With the Soviet Union’s vast air force completely disintegrated, Bode was able to acquire a squadron of about 60 ex-Soviet military aircraft stationed in the United Arab Emirates, with which he began distributing his products around the world.
A 2007 autobiography titled The Merchant of Death: The Man Who Makes Guns, Airplanes, and War Possible (Merchant of Death: Guns, Airplanes, and the Man Who Makes War Possible), by Douglas Farah and Stephen Braun, relates various details of Bot’s obscure trade.
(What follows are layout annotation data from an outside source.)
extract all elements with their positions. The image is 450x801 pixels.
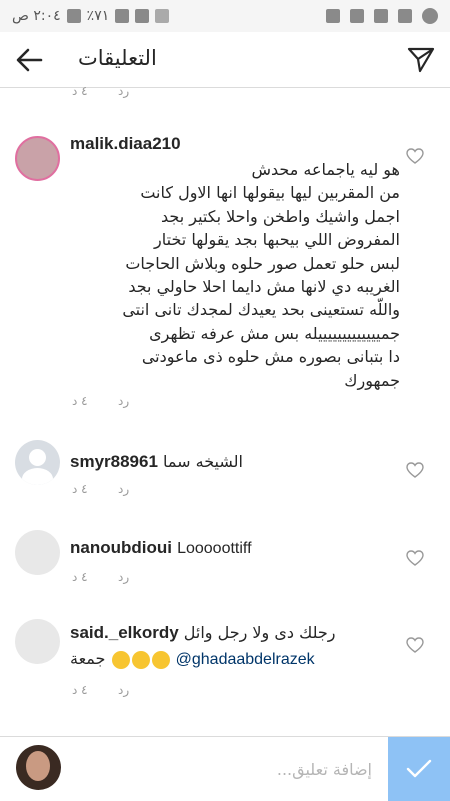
comment-line: المفروض اللي بيحبها بجد يقولها تختار [154, 230, 400, 250]
comment-line: هو ليه ياجماعه محدش [251, 160, 400, 179]
post-button[interactable] [388, 737, 450, 801]
comment-line: اجمل واشيك واطخن واحلا بكتير بجد [161, 206, 400, 226]
flipboard-icon [350, 9, 364, 23]
mute-icon [155, 9, 170, 23]
reply-link[interactable]: رد [118, 84, 129, 98]
direct-send-icon[interactable] [406, 44, 436, 74]
status-time: ٢:٠٤ ص [12, 8, 61, 24]
time-label: ٤ د [72, 482, 88, 496]
check-icon [406, 759, 432, 778]
laughing-emoji-icon [111, 650, 130, 669]
comment-username[interactable]: nanoubdioui [70, 538, 172, 557]
page-title: التعليقات [78, 46, 157, 70]
comment-line: دا بتبانى بصوره مش حلوه ذى ماعودتى [141, 347, 400, 367]
time-label: ٤ د [72, 570, 88, 584]
comment-line: nanoubdioui Looooottiff [70, 538, 252, 558]
battery-level: ٪٧١ [86, 8, 110, 24]
status-left: ٢:٠٤ ص ٪٧١ [12, 8, 170, 24]
signal-icon [115, 9, 130, 23]
reply-link[interactable]: رد [118, 394, 129, 408]
comment-text: الشيخه سما [163, 452, 243, 471]
status-bar: ٢:٠٤ ص ٪٧١ [0, 0, 450, 32]
status-right [326, 8, 438, 24]
comment-input[interactable] [70, 745, 382, 793]
heart-icon[interactable] [406, 637, 424, 653]
comment-line: لبس حلو تعمل صور حلوه وبلاش الحاجات [125, 253, 400, 273]
mention-link[interactable]: @ghadaabdelrazek [176, 651, 315, 668]
reply-link[interactable]: رد [118, 570, 129, 584]
avatar[interactable] [15, 136, 60, 181]
data-icon [135, 9, 150, 23]
comment-text: Looooottiff [177, 540, 252, 557]
comment-tail: جمعة [70, 649, 106, 668]
gallery-icon [398, 9, 412, 23]
heart-icon[interactable] [406, 462, 424, 478]
comment-username[interactable]: said._elkordy [70, 623, 179, 642]
comment-line: الغريبه دي لانها مش دايما احلا حاولي بجد [128, 277, 400, 297]
comment-text: رجلك دى ولا رجل وائل [183, 623, 336, 642]
whatsapp-icon [422, 8, 438, 24]
image-icon [326, 9, 340, 23]
battery-icon [66, 9, 81, 23]
comment-composer [0, 736, 450, 801]
comment-username[interactable]: smyr88961 [70, 452, 158, 471]
comment-username[interactable]: malik.diaa210 [70, 134, 181, 154]
reply-link[interactable]: رد [118, 482, 129, 496]
heart-icon[interactable] [406, 148, 424, 164]
time-label: ٤ د [72, 683, 88, 697]
comment-line: جميييييييييييييله بس مش عرفه تظهرى [149, 323, 400, 343]
previous-comment-meta: ٤ د رد [0, 84, 450, 100]
comment-text: هو ليه ياجماعه محدش من المقربين ليها بيق… [70, 158, 400, 392]
avatar[interactable] [15, 619, 60, 664]
avatar [16, 745, 61, 790]
comment-line: said._elkordy رجلك دى ولا رجل وائل [70, 623, 335, 643]
reply-link[interactable]: رد [118, 683, 129, 697]
comment-line: واللّه تستعينى بحد يعيدك لمجدك تانى انتى [122, 300, 400, 320]
comment-line: smyr88961 الشيخه سما [70, 452, 280, 472]
comment-line: من المقربين ليها بيقولها انها الاول كانت [140, 183, 400, 203]
avatar[interactable] [15, 530, 60, 575]
time-label: ٤ د [72, 394, 88, 408]
heart-icon[interactable] [406, 550, 424, 566]
comments-header: التعليقات [0, 32, 450, 88]
comment-line: جمهورك [344, 370, 400, 390]
time-label: ٤ د [72, 84, 88, 98]
laughing-emoji-icon [151, 650, 170, 669]
facebook-icon [374, 9, 388, 23]
smiling-emoji-icon [131, 650, 150, 669]
avatar[interactable] [15, 440, 60, 485]
back-arrow-icon[interactable] [14, 46, 44, 74]
comment-line: جمعة @ghadaabdelrazek [70, 649, 315, 669]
Reuters could not independently verify the allegations.
From a base in the emirate of Sharjah, Boute intertwines his arms-dealing empire with a benign logistics business, always insisting, when asked, that he is a legitimate businessman with respectable clients.
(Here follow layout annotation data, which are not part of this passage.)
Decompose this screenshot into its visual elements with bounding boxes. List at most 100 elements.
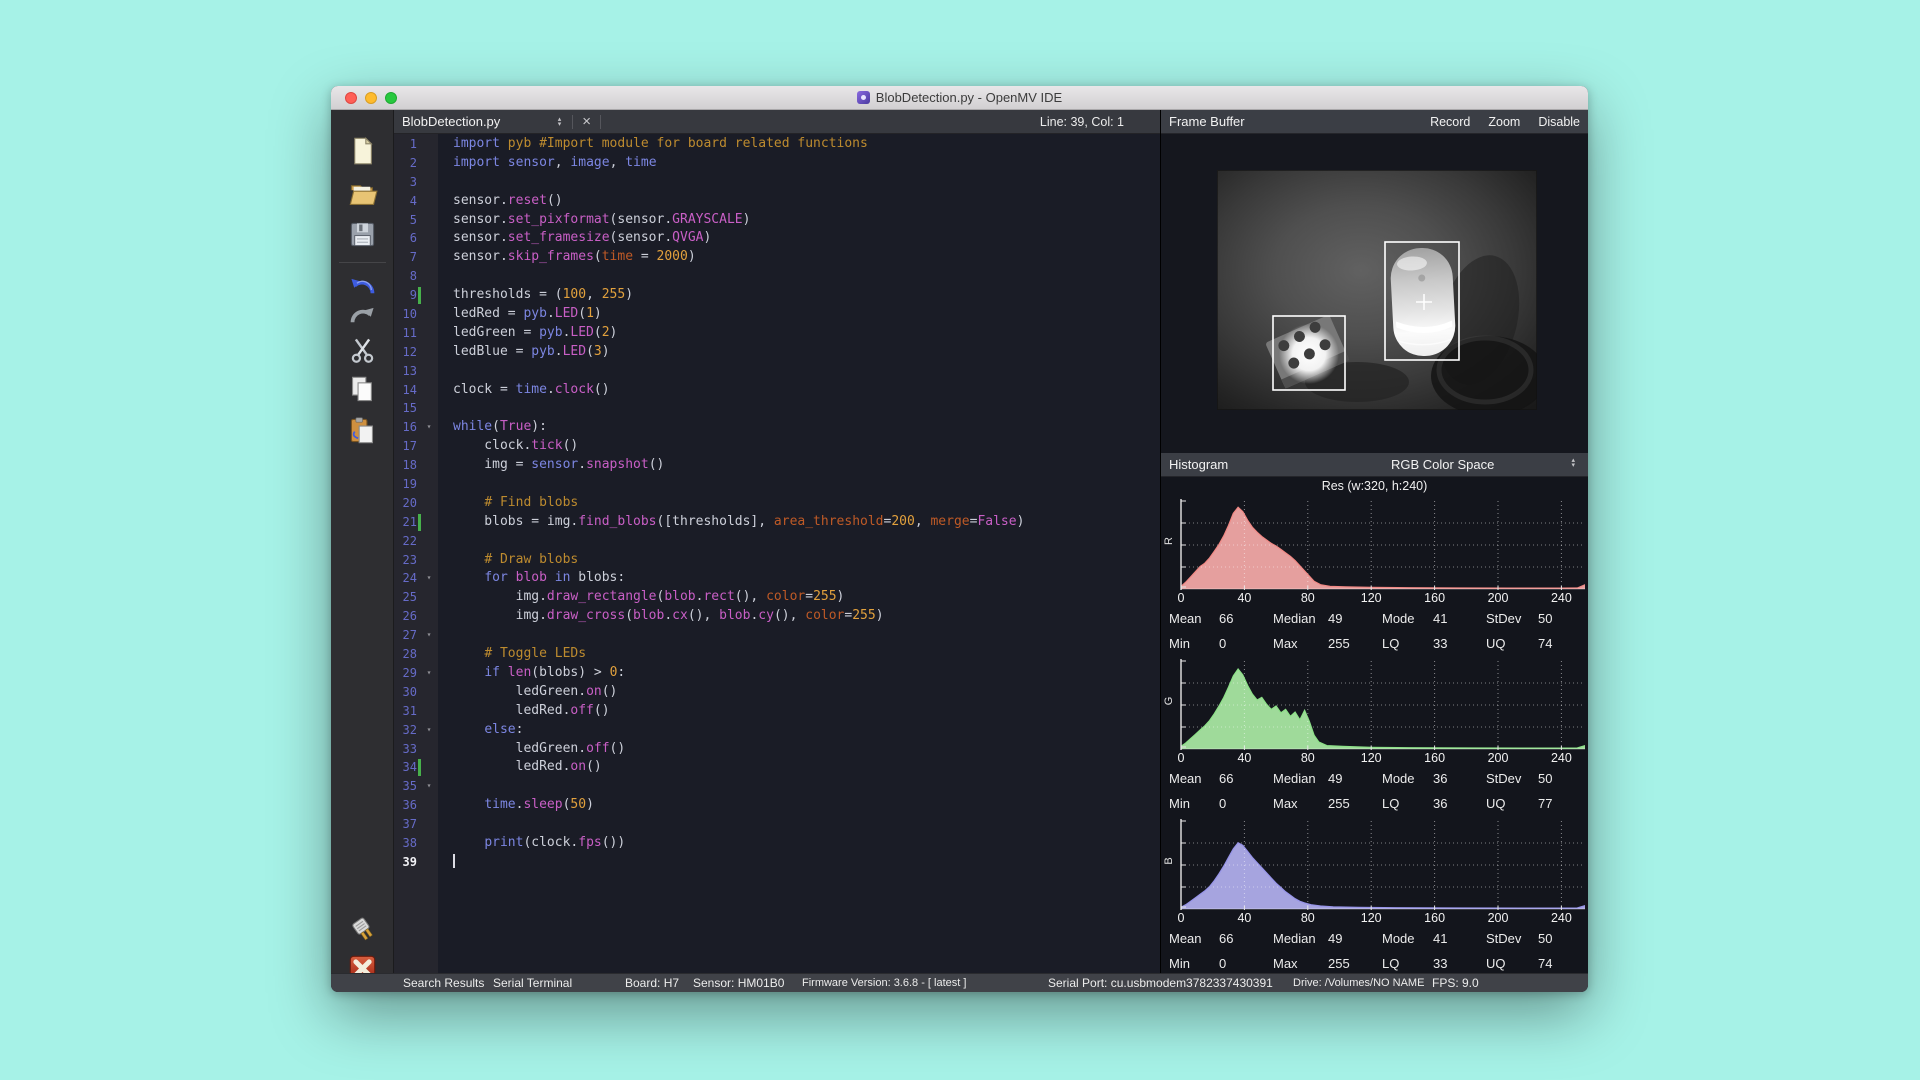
code-line[interactable]: 7sensor.skip_frames(time = 2000) bbox=[394, 248, 1160, 267]
code-line[interactable]: 4sensor.reset() bbox=[394, 192, 1160, 211]
code-line[interactable]: 19 bbox=[394, 475, 1160, 494]
tab-switcher-icon[interactable]: ▴▾ bbox=[558, 117, 562, 127]
code-line[interactable]: 31 ledRed.off() bbox=[394, 702, 1160, 721]
code-line[interactable]: 16▾while(True): bbox=[394, 418, 1160, 437]
code-line[interactable]: 8 bbox=[394, 267, 1160, 286]
zoom-button[interactable]: Zoom bbox=[1488, 115, 1520, 129]
code-line[interactable]: 17 clock.tick() bbox=[394, 437, 1160, 456]
save-floppy-icon bbox=[347, 219, 378, 250]
tab-close-icon[interactable]: × bbox=[578, 113, 595, 130]
code-line[interactable]: 6sensor.set_framesize(sensor.QVGA) bbox=[394, 229, 1160, 248]
change-marker-slot bbox=[418, 854, 421, 871]
code-line[interactable]: 28 # Toggle LEDs bbox=[394, 645, 1160, 664]
title-bar[interactable]: BlobDetection.py - OpenMV IDE bbox=[331, 86, 1588, 110]
code-text: import sensor, image, time bbox=[437, 154, 657, 173]
redo-button[interactable] bbox=[347, 299, 378, 330]
code-area[interactable]: 1import pyb #Import module for board rel… bbox=[394, 134, 1160, 973]
code-line[interactable]: 35▾ bbox=[394, 777, 1160, 796]
code-line[interactable]: 26 img.draw_cross(blob.cx(), blob.cy(), … bbox=[394, 607, 1160, 626]
code-line[interactable]: 38 print(clock.fps()) bbox=[394, 834, 1160, 853]
code-line[interactable]: 1import pyb #Import module for board rel… bbox=[394, 135, 1160, 154]
code-line[interactable]: 13 bbox=[394, 362, 1160, 381]
minimize-window-button[interactable] bbox=[365, 92, 377, 104]
line-number: 15 bbox=[394, 399, 417, 418]
code-line[interactable]: 5sensor.set_pixformat(sensor.GRAYSCALE) bbox=[394, 211, 1160, 230]
code-line[interactable]: 20 # Find blobs bbox=[394, 494, 1160, 513]
stat-value: 36 bbox=[1433, 796, 1447, 811]
change-marker-slot bbox=[418, 552, 421, 569]
disable-button[interactable]: Disable bbox=[1538, 115, 1580, 129]
line-number: 22 bbox=[394, 532, 417, 551]
connect-button[interactable] bbox=[347, 914, 378, 945]
code-line[interactable]: 34 ledRed.on() bbox=[394, 758, 1160, 777]
code-line[interactable]: 32▾ else: bbox=[394, 721, 1160, 740]
x-axis-tick-labels: 04080120160200240 bbox=[1179, 751, 1585, 768]
change-marker-slot bbox=[418, 193, 421, 210]
record-button[interactable]: Record bbox=[1430, 115, 1470, 129]
line-number: 29 bbox=[394, 664, 417, 683]
change-marker-slot bbox=[418, 212, 421, 229]
code-line[interactable]: 27▾ bbox=[394, 626, 1160, 645]
change-marker-slot bbox=[418, 155, 421, 172]
code-line[interactable]: 29▾ if len(blobs) > 0: bbox=[394, 664, 1160, 683]
change-marker-slot bbox=[418, 684, 421, 701]
code-line[interactable]: 36 time.sleep(50) bbox=[394, 796, 1160, 815]
line-number: 34 bbox=[394, 758, 417, 777]
code-line[interactable]: 23 # Draw blobs bbox=[394, 551, 1160, 570]
code-line[interactable]: 18 img = sensor.snapshot() bbox=[394, 456, 1160, 475]
histogram-plot-B bbox=[1179, 819, 1585, 910]
paste-button[interactable] bbox=[347, 415, 378, 446]
code-text: else: bbox=[437, 721, 523, 740]
stat-value: 49 bbox=[1328, 611, 1342, 626]
tab-blobdetection[interactable]: BlobDetection.py ▴▾ × bbox=[394, 110, 606, 133]
copy-button[interactable] bbox=[347, 374, 378, 405]
code-line[interactable]: 37 bbox=[394, 815, 1160, 834]
stat-label: UQ bbox=[1486, 796, 1506, 811]
stat-label: Min bbox=[1169, 956, 1190, 971]
code-line[interactable]: 21 blobs = img.find_blobs([thresholds], … bbox=[394, 513, 1160, 532]
stat-label: Median bbox=[1273, 611, 1316, 626]
sensor-status: Sensor: HM01B0 bbox=[693, 976, 784, 990]
code-line[interactable]: 25 img.draw_rectangle(blob.rect(), color… bbox=[394, 588, 1160, 607]
undo-button[interactable] bbox=[347, 270, 378, 301]
stats-row: Mean66Median49Mode41StDev50 bbox=[1161, 931, 1588, 953]
new-file-button[interactable] bbox=[347, 135, 378, 166]
color-space-stepper-icon[interactable]: ▴▾ bbox=[1571, 458, 1575, 468]
zoom-window-button[interactable] bbox=[385, 92, 397, 104]
code-line[interactable]: 22 bbox=[394, 532, 1160, 551]
change-marker-slot bbox=[418, 646, 421, 663]
serial-terminal-button[interactable]: Serial Terminal bbox=[493, 976, 572, 990]
cut-button[interactable] bbox=[347, 335, 378, 366]
code-line[interactable]: 3 bbox=[394, 173, 1160, 192]
fold-arrow-icon[interactable]: ▾ bbox=[421, 418, 437, 437]
search-results-button[interactable]: Search Results bbox=[403, 976, 484, 990]
fold-arrow-icon[interactable]: ▾ bbox=[421, 569, 437, 588]
code-line[interactable]: 2import sensor, image, time bbox=[394, 154, 1160, 173]
code-line[interactable]: 39 bbox=[394, 853, 1160, 872]
close-window-button[interactable] bbox=[345, 92, 357, 104]
code-lines: 1import pyb #Import module for board rel… bbox=[394, 135, 1160, 872]
fold-arrow-icon[interactable]: ▾ bbox=[421, 777, 437, 796]
tick-label: 0 bbox=[1178, 911, 1185, 925]
code-line[interactable]: 15 bbox=[394, 399, 1160, 418]
fold-arrow-icon[interactable]: ▾ bbox=[421, 626, 437, 645]
code-line[interactable]: 33 ledGreen.off() bbox=[394, 740, 1160, 759]
code-line[interactable]: 10ledRed = pyb.LED(1) bbox=[394, 305, 1160, 324]
code-text: # Draw blobs bbox=[437, 551, 578, 570]
stat-value: 66 bbox=[1219, 611, 1233, 626]
tick-label: 0 bbox=[1178, 751, 1185, 765]
color-space-dropdown[interactable]: RGB Color Space bbox=[1391, 457, 1494, 472]
stat-value: 33 bbox=[1433, 636, 1447, 651]
code-line[interactable]: 30 ledGreen.on() bbox=[394, 683, 1160, 702]
fold-arrow-icon[interactable]: ▾ bbox=[421, 664, 437, 683]
code-line[interactable]: 12ledBlue = pyb.LED(3) bbox=[394, 343, 1160, 362]
code-line[interactable]: 11ledGreen = pyb.LED(2) bbox=[394, 324, 1160, 343]
tab-label: BlobDetection.py bbox=[402, 114, 558, 129]
code-line[interactable]: 24▾ for blob in blobs: bbox=[394, 569, 1160, 588]
code-line[interactable]: 14clock = time.clock() bbox=[394, 381, 1160, 400]
save-file-button[interactable] bbox=[347, 219, 378, 250]
change-marker-slot bbox=[418, 816, 421, 833]
fold-arrow-icon[interactable]: ▾ bbox=[421, 721, 437, 740]
open-file-button[interactable] bbox=[347, 179, 378, 210]
code-line[interactable]: 9thresholds = (100, 255) bbox=[394, 286, 1160, 305]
Even so, Bout was one of the world’s most wanted men at the turn of the millennium, having first appeared on the CIA’s radar when reports began circulating that an obscure Russian citizen was dealing arms in Africa.
Business over politics
With a client agenda that spans rebel groups and militias from the Congo to Angola and Liberia, Bout espouses no ideology, always putting business above politics.
In Afghanistan, according to a biography by Douglas Farah and Stephen Brown, he sold many weapons to the Taliban and their Northern Alliance enemies.
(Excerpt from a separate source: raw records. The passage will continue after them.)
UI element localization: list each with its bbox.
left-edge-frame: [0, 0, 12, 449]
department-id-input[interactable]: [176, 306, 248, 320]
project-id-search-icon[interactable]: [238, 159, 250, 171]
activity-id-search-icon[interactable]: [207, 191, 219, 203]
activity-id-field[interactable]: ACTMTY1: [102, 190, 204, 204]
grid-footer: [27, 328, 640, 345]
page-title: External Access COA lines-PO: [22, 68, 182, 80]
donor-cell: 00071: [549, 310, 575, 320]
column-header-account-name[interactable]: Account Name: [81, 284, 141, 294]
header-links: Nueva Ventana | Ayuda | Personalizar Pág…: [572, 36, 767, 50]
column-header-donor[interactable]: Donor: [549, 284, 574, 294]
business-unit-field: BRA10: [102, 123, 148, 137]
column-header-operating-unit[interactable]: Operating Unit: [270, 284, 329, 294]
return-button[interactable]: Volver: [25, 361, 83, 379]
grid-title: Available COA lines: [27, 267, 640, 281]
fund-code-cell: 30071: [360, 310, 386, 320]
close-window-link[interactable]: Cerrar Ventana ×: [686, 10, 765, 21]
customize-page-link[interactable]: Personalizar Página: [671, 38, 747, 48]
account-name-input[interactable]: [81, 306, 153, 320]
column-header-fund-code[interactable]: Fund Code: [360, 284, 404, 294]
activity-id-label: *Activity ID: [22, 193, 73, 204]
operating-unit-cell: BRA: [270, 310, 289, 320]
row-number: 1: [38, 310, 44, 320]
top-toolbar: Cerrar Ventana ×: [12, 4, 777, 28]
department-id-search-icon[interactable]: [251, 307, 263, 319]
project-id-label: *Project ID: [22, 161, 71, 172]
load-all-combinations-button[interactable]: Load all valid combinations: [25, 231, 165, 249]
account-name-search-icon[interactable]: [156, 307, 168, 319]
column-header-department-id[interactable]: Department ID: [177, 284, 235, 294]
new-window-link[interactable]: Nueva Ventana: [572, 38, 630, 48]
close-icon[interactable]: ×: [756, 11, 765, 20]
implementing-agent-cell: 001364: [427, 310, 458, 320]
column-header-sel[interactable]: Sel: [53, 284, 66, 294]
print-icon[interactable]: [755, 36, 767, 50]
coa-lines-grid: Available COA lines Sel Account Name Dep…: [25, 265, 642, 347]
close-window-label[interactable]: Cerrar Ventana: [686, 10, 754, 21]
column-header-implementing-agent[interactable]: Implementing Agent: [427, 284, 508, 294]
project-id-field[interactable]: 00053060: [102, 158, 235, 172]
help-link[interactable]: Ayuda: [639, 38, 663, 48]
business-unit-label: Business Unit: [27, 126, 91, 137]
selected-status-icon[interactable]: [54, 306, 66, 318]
According to the book, Bout supplied weapons to then-Liberian president and warlord Charles Taylor, who is now serving a 50-year sentence for murder, rape and terrorism, and to various Congolese factions and the Philippine Islamist group Abu Sayyaf.
Victor Bott ended in 2008, when an elaborate DEA sting operation tracked the arms dealer to a luxury hotel in Bangkok.
During a spectacular police operation, he was caught red-handed negotiating the sale of 100 surface-to-air missiles to cover American agents posing as representatives of the Colombian FARC guerrilla group.
After more than two years of diplomatic wrangling, in which Russia insisted that Bout was innocent and that his case was political, Bout was extradited to the United States, where he faces various charges, including conspiracy to support terrorists and conspiracy to kill American citizens. and money laundering.
Bode was tried on FARC-related charges, which he always denied, and in 2012 he was convicted and sentenced by a Manhattan court to 25 years in prison, the minimum sentence. Since then, the Russian government has never stopped trying to recover it, which happened Thursday with the exchange for Brittney Griner.
“Russian Federation He worked hard to save our countryman. The Russian citizen has returned to his homeland,” the Russian Foreign Ministry said in a statement.
To some experts, in addition to his connections in the international arms trade, the Russian government’s continued interest in Bot’s recovery suggests the hijacker has ties to Russia’s secret services.
In interviews, Bout said he attended the Military Institute of Foreign Languages ​​in Moscow, which serves as a training camp for military intelligence officers.
“Bot is definitely a GRU agent [os serviços secretos militares da Federação Russa]Or at least a GRU asset,” Mark Galliotti, an expert on Russian security services at the Royal United Services Institute think-tank, told Reuters.
“His case has become a priority for the Russian secret services, thus showing that they have not abandoned their own”, Galliotti adds.
According to Christopher Miller, a journalist who corresponded with neo-Nazis incarcerated with Bout at the US prison in Marion, Illinois, the former arms dealer kept a photo of Russian President Vladimir Putin in his cell and said he did not believe Ukraine should exist. As an independent country.